How did one become an Inquisitor for the Catholic Church?

by Jetmann114
idjet

Speaking about the first centuries of inquisition (the 'medieval inquisition'), from 1220's through the 14th century, the inquisitors came from 2 sources: bishops and Dominican friars. The inquisitions at this time were not an institution, they were individual assignments run and managed locally but directly reporting to the pope.

These first inquisitions were held in the south west of modern-day France, in cities and large towns such as Toulouse, Narbonne, Albi, Perpignan, Carcassonne, Agen, Montauban.

The fact that inquisitions were run by local bishops and/or Dominicans was cause for no small amount of trouble, and in fact there were protests back and forth between bishops and Dominicans and the pope about matters of efficacy, control and jurisdiction. Toulouse in particular during the 1240s was the scene for Dominicans being chased out of the city by some of the local populace, possibly with the interference of the bishop.
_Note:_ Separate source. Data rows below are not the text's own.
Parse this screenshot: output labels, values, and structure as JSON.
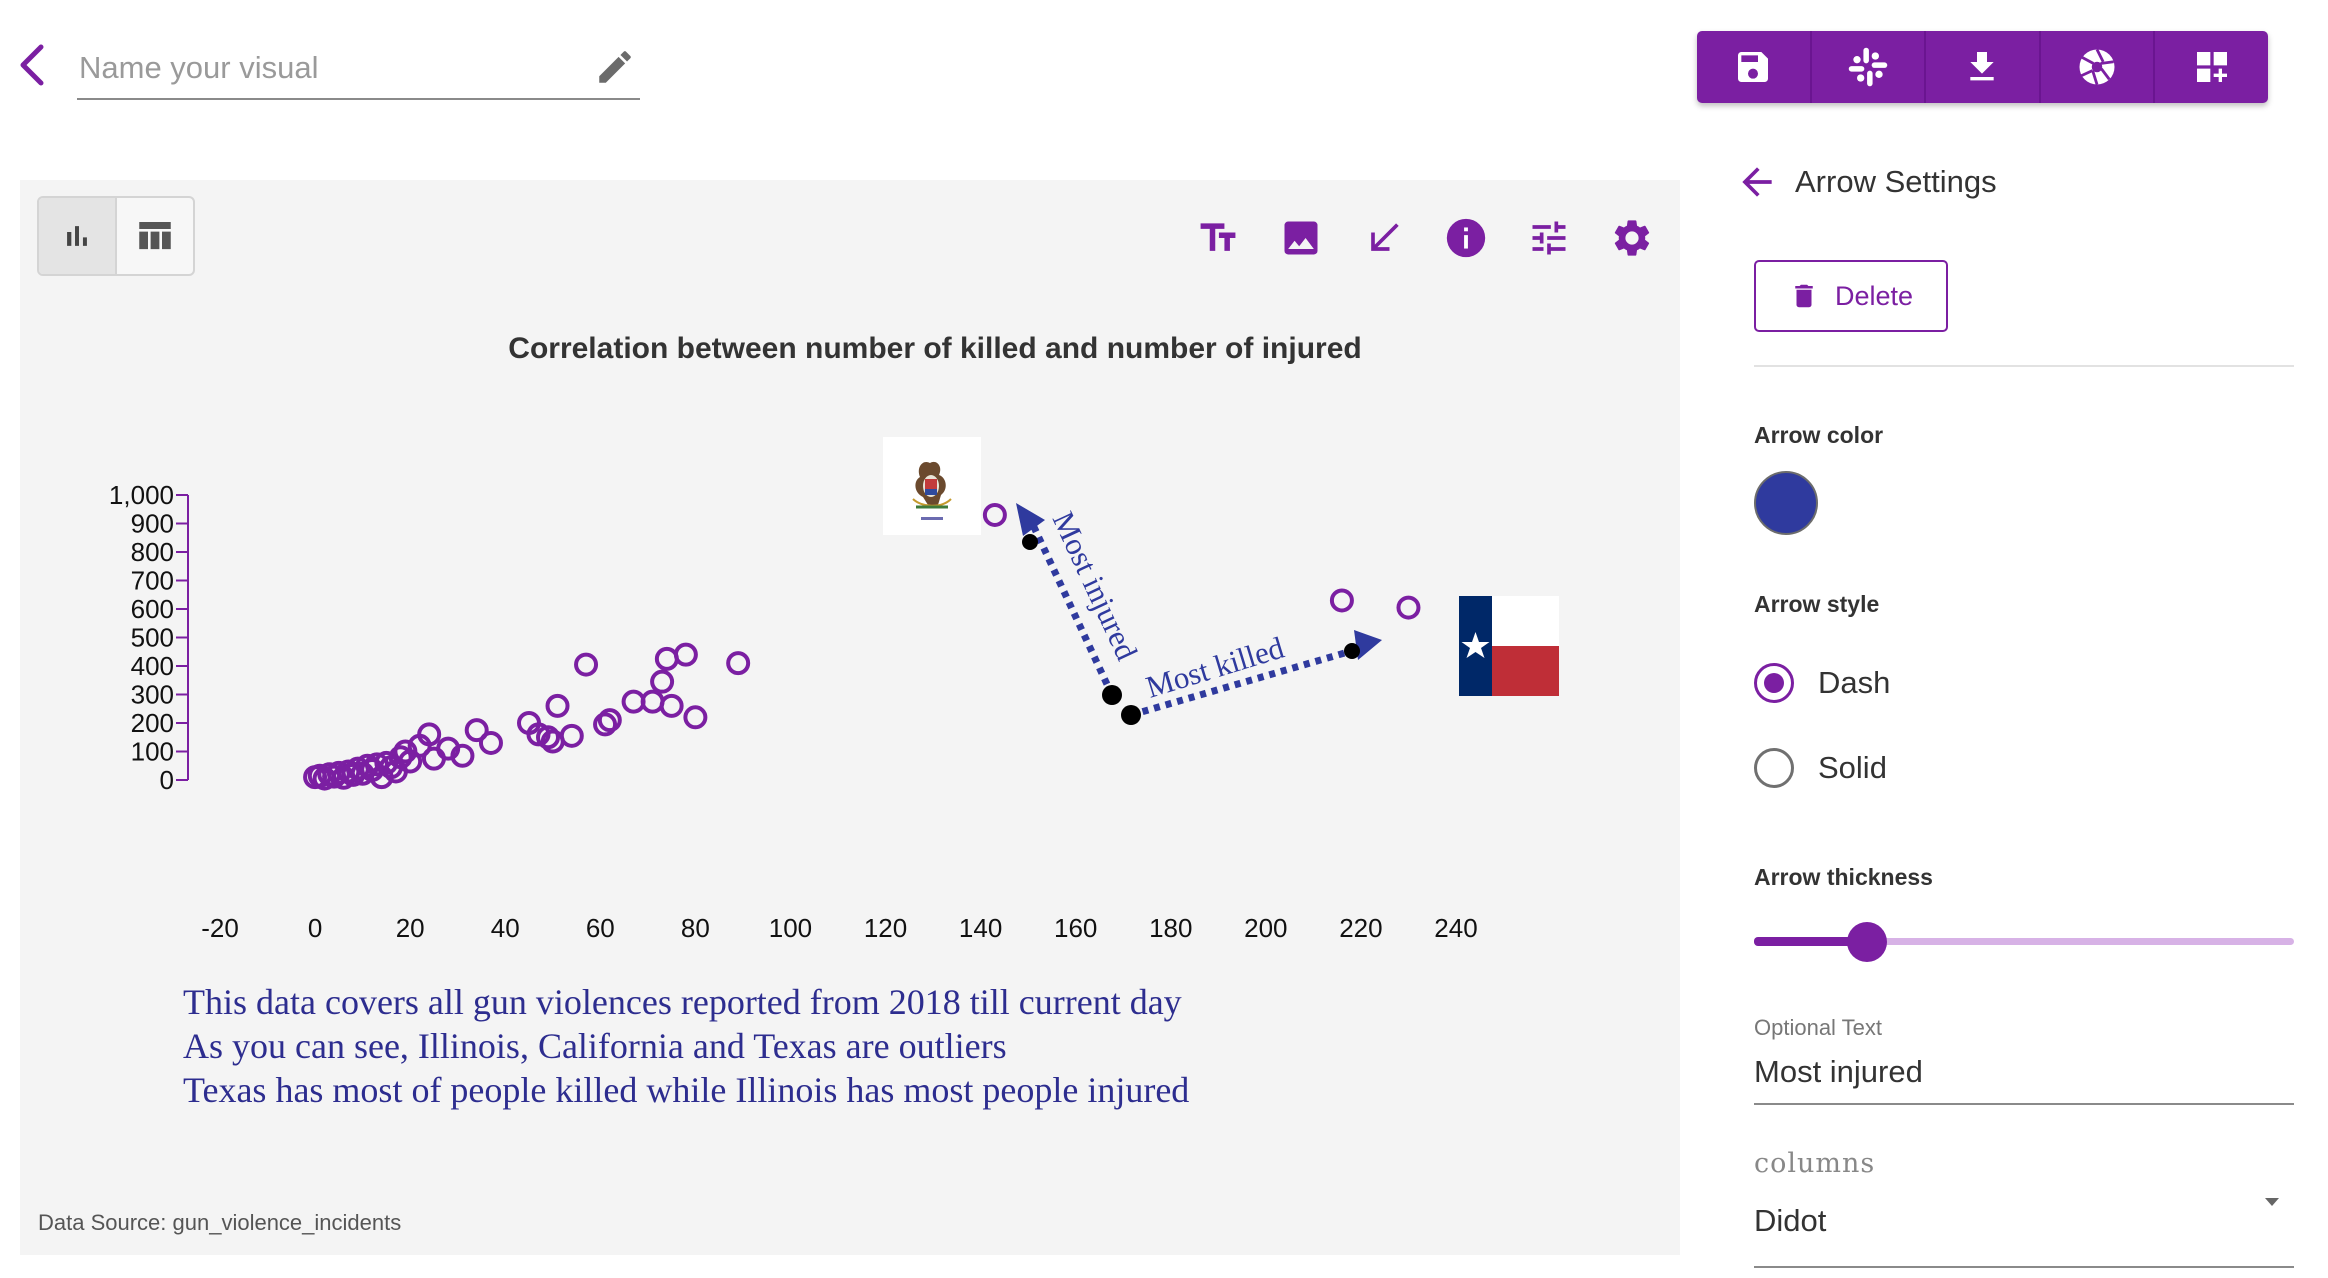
{
  "header": {
    "name_placeholder": "Name your visual",
    "name_value": "",
    "toolbar": [
      {
        "name": "save-icon"
      },
      {
        "name": "slack-icon"
      },
      {
        "name": "download-icon"
      },
      {
        "name": "camera-shutter-icon"
      },
      {
        "name": "add-widget-icon"
      }
    ]
  },
  "chart_panel": {
    "view_toggle": [
      "bar-chart-icon",
      "table-icon"
    ],
    "tools": [
      "text-size-icon",
      "image-icon",
      "arrow-icon",
      "info-icon",
      "tune-icon",
      "gear-icon"
    ],
    "title": "Correlation between number of killed and number of injured",
    "caption": [
      "This data covers all gun violences reported from 2018 till current day",
      "As you can see, Illinois, California and Texas are outliers",
      "Texas has most of people killed while Illinois has most people injured"
    ],
    "data_source": "Data Source: gun_violence_incidents",
    "annotations": {
      "arrow_most_injured": "Most injured",
      "arrow_most_killed": "Most killed"
    }
  },
  "chart_data": {
    "type": "scatter",
    "title": "Correlation between number of killed and number of injured",
    "xlabel": "",
    "ylabel": "",
    "xlim": [
      -20,
      240
    ],
    "ylim": [
      0,
      1000
    ],
    "x_ticks": [
      -20,
      0,
      20,
      40,
      60,
      80,
      100,
      120,
      140,
      160,
      180,
      200,
      220,
      240
    ],
    "y_ticks": [
      "0",
      "100",
      "200",
      "300",
      "400",
      "500",
      "600",
      "700",
      "800",
      "900",
      "1,000"
    ],
    "grid": false,
    "point_color": "#7b1fa2",
    "points": [
      [
        0,
        10
      ],
      [
        1,
        15
      ],
      [
        2,
        5
      ],
      [
        3,
        20
      ],
      [
        4,
        12
      ],
      [
        5,
        25
      ],
      [
        6,
        8
      ],
      [
        7,
        30
      ],
      [
        8,
        18
      ],
      [
        9,
        40
      ],
      [
        10,
        22
      ],
      [
        11,
        50
      ],
      [
        12,
        35
      ],
      [
        13,
        55
      ],
      [
        14,
        10
      ],
      [
        15,
        60
      ],
      [
        16,
        45
      ],
      [
        17,
        30
      ],
      [
        18,
        80
      ],
      [
        19,
        100
      ],
      [
        20,
        65
      ],
      [
        22,
        120
      ],
      [
        24,
        160
      ],
      [
        25,
        75
      ],
      [
        28,
        110
      ],
      [
        31,
        85
      ],
      [
        34,
        175
      ],
      [
        37,
        130
      ],
      [
        45,
        200
      ],
      [
        47,
        160
      ],
      [
        49,
        150
      ],
      [
        50,
        135
      ],
      [
        51,
        260
      ],
      [
        54,
        155
      ],
      [
        57,
        405
      ],
      [
        61,
        195
      ],
      [
        62,
        210
      ],
      [
        67,
        275
      ],
      [
        71,
        275
      ],
      [
        73,
        345
      ],
      [
        74,
        425
      ],
      [
        75,
        260
      ],
      [
        78,
        440
      ],
      [
        80,
        220
      ],
      [
        89,
        410
      ],
      [
        143,
        930
      ],
      [
        216,
        630
      ],
      [
        230,
        605
      ]
    ]
  },
  "settings": {
    "title": "Arrow Settings",
    "delete_label": "Delete",
    "arrow_color_label": "Arrow color",
    "arrow_color": "#2f3a9e",
    "arrow_style_label": "Arrow style",
    "style_options": [
      "Dash",
      "Solid"
    ],
    "style_selected": "Dash",
    "thickness_label": "Arrow thickness",
    "thickness_value": 0.21,
    "optional_text_label": "Optional Text",
    "optional_text_value": "Most injured",
    "font_label": "columns",
    "font_value": "Didot"
  }
}
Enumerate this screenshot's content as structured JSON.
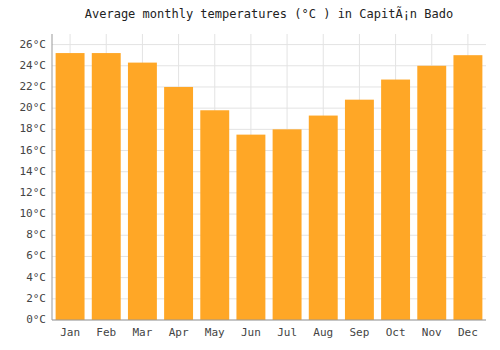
{
  "chart_data": {
    "type": "bar",
    "title": "Average monthly temperatures (°C ) in CapitÃ¡n Bado",
    "categories": [
      "Jan",
      "Feb",
      "Mar",
      "Apr",
      "May",
      "Jun",
      "Jul",
      "Aug",
      "Sep",
      "Oct",
      "Nov",
      "Dec"
    ],
    "values": [
      25.2,
      25.2,
      24.3,
      22.0,
      19.8,
      17.5,
      18.0,
      19.3,
      20.8,
      22.7,
      24.0,
      25.0
    ],
    "color": "#FFA726",
    "ylim": [
      0,
      27
    ],
    "yticks": [
      {
        "value": 0,
        "label": "0°C"
      },
      {
        "value": 2,
        "label": "2°C"
      },
      {
        "value": 4,
        "label": "4°C"
      },
      {
        "value": 6,
        "label": "6°C"
      },
      {
        "value": 8,
        "label": "8°C"
      },
      {
        "value": 10,
        "label": "10°C"
      },
      {
        "value": 12,
        "label": "12°C"
      },
      {
        "value": 14,
        "label": "14°C"
      },
      {
        "value": 16,
        "label": "16°C"
      },
      {
        "value": 18,
        "label": "18°C"
      },
      {
        "value": 20,
        "label": "20°C"
      },
      {
        "value": 22,
        "label": "22°C"
      },
      {
        "value": 24,
        "label": "24°C"
      },
      {
        "value": 26,
        "label": "26°C"
      }
    ],
    "grid": true
  }
}
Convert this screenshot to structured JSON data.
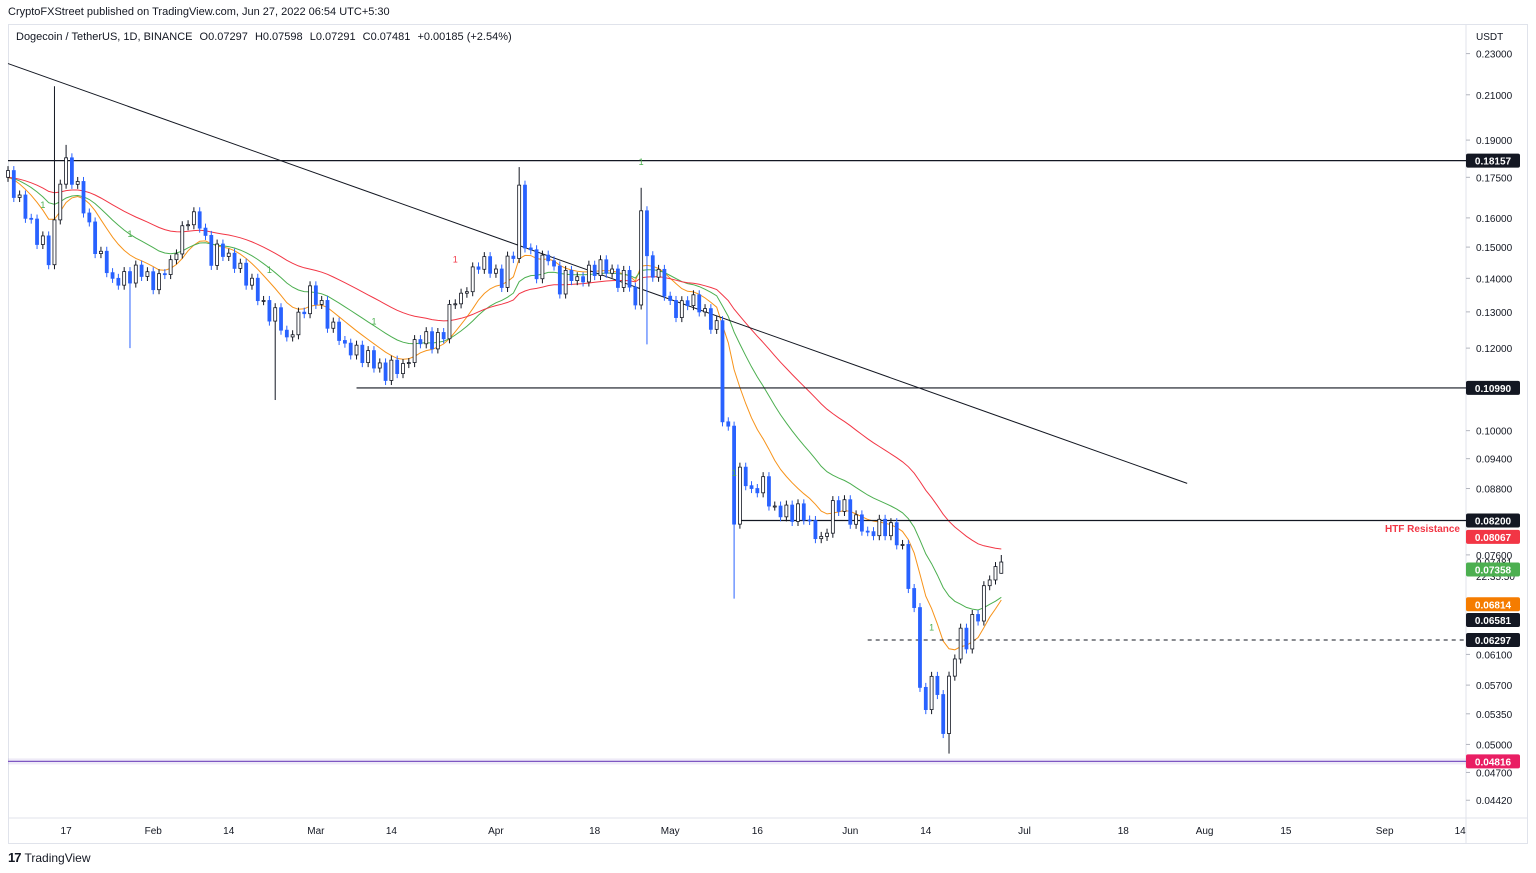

The Dominican Friars came to the role of inquisitors quite 'naturally': they were often exceptionally bright, well trained by Paris universities in theology. The order was created and seated in Toulouse as a reaction to the 'heresies' of local apostolic, traveling unlicensed preachers. The order of mendicant preachers was named for Dominic Guzman who pleaded with Pope Innocent III in 1205 to permit him to wander the country side of south west France preaching against heresy: such traveling friars had never been licensed before, but it was one of the attempts of the papacy to counter heresy in Occitania before the Albigensian Crusades.

The Dominicans, as a sharp, intellectual, experienced apostolic order were well trained and well placed to handle the inquisition, and over the next century they drafted many manuals, refined techniques, and expanded the base of operations and expanded the targets of heretical thought.

At the same time bishops were also conducting inquisitions. One of the most famous medieval inquisitions, that of the muti-decade interrogation of the Pyrenean village of Montaillou, was conducted by Bishop Jacques Fournier of the bishopric of Pamiers; he eventually became Pope Benedict XII.

The subsequent Roman Inquisition in Italy was created by the papacy in the 16th century, with panels composed of cardinals or papal legates and Dominicans. The Spanish Inquisition was created in the renaissance as a political institution with inquisitors appointed by secular authority; the inquisitorial team was drawn from lawyers and lay clergy (not from holy orders).

Inquisitions carried the same name, but they were different entities composed differently.